Ela começa o relato pela famosa foto em que Caetano aparece no camarim, ao lado de Carla Perez e Xandy, apenas de cueca. Vocês se lembram o quanto essa imagem correu o mundo virtual, mostrando um senhor de 70 e poucos anos ainda em forma. Pois essa foto, é claro, chegou à italiana, já então devota do mestre baiano. Ela parte daí para ir fazendo uma viagem pelo tempo e pela obra do seu ídolo. E vai nos presenteando com aquilo que me foi mais marcante na leitura. A visão de uma estrangeira sobre um dos nossos grandes artistas. Carregada de paixão, mas também com um olhar aguçado para canções pouco conhecidas entre nós, como a belíssima Peter Gast, conexões com momentos políticos importantes, como a ditadura, que levou Caetano à prisão e ao exílio, seus posicionamentos um tanto abertos e díspares durante a redemocratização e seus embates com a esquerda e suas idiossincrasias.

Sem contar as análises de letras incríveis, como a de Reconvexo, que começa citando sua cidade, no verso “Sou a chuva que lança areia do Saara sobre os automóveis de Roma”, o que, é claro, causa forte comoção. Mesmo em um texto tão curto e sem pretensão de ser uma crítica musical, Scego revela matizes diversos da obra do artista.

Nesses tempos bicudos Caminhando contra o vento é um refresco para dar um gás em nossa autoestima. Vale a leitura. E aposto que você vai correr para tirar os CDs da poeira e revisitar a obra de Caetano. E se não tem mais CD, tá aí o mundo virtual com as playlists que não nos deixam na mão.

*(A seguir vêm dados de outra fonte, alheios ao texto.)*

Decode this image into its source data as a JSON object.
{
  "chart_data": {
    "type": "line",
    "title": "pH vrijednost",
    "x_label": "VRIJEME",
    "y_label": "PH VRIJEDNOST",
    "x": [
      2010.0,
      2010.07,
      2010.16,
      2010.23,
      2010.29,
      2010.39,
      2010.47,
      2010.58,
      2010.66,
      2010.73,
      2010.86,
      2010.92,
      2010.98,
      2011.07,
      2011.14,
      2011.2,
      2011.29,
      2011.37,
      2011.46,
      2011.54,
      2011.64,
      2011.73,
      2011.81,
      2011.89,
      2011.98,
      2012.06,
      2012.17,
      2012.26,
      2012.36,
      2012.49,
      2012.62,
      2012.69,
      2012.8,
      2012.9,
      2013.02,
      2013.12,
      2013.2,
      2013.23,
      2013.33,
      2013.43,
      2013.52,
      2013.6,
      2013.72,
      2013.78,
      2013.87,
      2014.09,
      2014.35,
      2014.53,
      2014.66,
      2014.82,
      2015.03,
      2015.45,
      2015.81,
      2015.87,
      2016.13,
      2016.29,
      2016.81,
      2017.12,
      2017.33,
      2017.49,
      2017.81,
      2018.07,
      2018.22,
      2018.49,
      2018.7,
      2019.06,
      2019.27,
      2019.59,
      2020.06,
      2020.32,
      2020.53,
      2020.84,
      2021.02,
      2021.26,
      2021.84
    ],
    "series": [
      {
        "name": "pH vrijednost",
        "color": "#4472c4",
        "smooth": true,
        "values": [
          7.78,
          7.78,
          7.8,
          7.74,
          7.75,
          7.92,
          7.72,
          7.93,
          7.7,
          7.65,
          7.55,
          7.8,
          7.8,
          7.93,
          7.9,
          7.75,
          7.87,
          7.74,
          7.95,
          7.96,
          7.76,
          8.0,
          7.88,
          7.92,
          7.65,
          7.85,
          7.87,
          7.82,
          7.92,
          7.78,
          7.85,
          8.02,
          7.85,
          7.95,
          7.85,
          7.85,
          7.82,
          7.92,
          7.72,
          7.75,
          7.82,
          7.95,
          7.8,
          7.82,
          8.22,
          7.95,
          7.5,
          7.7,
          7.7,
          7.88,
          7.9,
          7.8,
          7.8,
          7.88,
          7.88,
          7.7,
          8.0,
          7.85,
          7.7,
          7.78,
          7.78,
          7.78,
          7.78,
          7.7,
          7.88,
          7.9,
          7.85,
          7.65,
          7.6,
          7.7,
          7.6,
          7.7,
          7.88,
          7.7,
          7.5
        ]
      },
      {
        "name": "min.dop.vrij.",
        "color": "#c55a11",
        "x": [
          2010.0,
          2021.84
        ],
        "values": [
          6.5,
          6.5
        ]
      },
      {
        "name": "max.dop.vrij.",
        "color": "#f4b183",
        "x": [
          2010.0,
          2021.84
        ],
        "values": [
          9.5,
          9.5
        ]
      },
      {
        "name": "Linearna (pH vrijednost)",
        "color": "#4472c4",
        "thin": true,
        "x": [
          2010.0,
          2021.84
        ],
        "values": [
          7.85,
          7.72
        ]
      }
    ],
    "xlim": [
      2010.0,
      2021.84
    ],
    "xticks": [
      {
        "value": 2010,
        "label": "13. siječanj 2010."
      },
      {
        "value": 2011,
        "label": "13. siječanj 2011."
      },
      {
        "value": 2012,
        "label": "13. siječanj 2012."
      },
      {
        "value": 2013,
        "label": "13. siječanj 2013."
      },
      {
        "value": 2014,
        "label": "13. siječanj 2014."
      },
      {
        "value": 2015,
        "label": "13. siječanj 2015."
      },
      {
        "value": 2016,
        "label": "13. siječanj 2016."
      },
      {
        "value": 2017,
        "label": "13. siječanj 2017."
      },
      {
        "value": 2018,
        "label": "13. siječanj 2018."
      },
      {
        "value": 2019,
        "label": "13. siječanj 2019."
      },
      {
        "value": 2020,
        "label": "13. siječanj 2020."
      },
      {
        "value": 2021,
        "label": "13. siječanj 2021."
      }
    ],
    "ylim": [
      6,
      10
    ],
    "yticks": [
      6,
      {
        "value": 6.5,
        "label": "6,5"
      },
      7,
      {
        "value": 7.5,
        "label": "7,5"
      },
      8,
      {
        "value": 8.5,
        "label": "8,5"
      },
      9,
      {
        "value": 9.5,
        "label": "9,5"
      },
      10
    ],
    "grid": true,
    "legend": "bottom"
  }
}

A edição brasileira, muito bem traduzida por Francesca Cricelli, foi uma parceria das editoras Nós e Buzz. São pouco mais de 100 páginas de puro deleite. E se você quer conhecer algo  sobre a literatura de Igiaba Scego, o Lombada já resenhou aqui Minha casa é onde estou. Boa leitura e bons sons!

P.S.: fiz a foto em destaque em dezembro de 2018, no show Ofertório, que Caetano tem feito por aí com seus filhos Moreno, Tom e Zeca. O cenário, lindo, é de Hélio Eichbauer.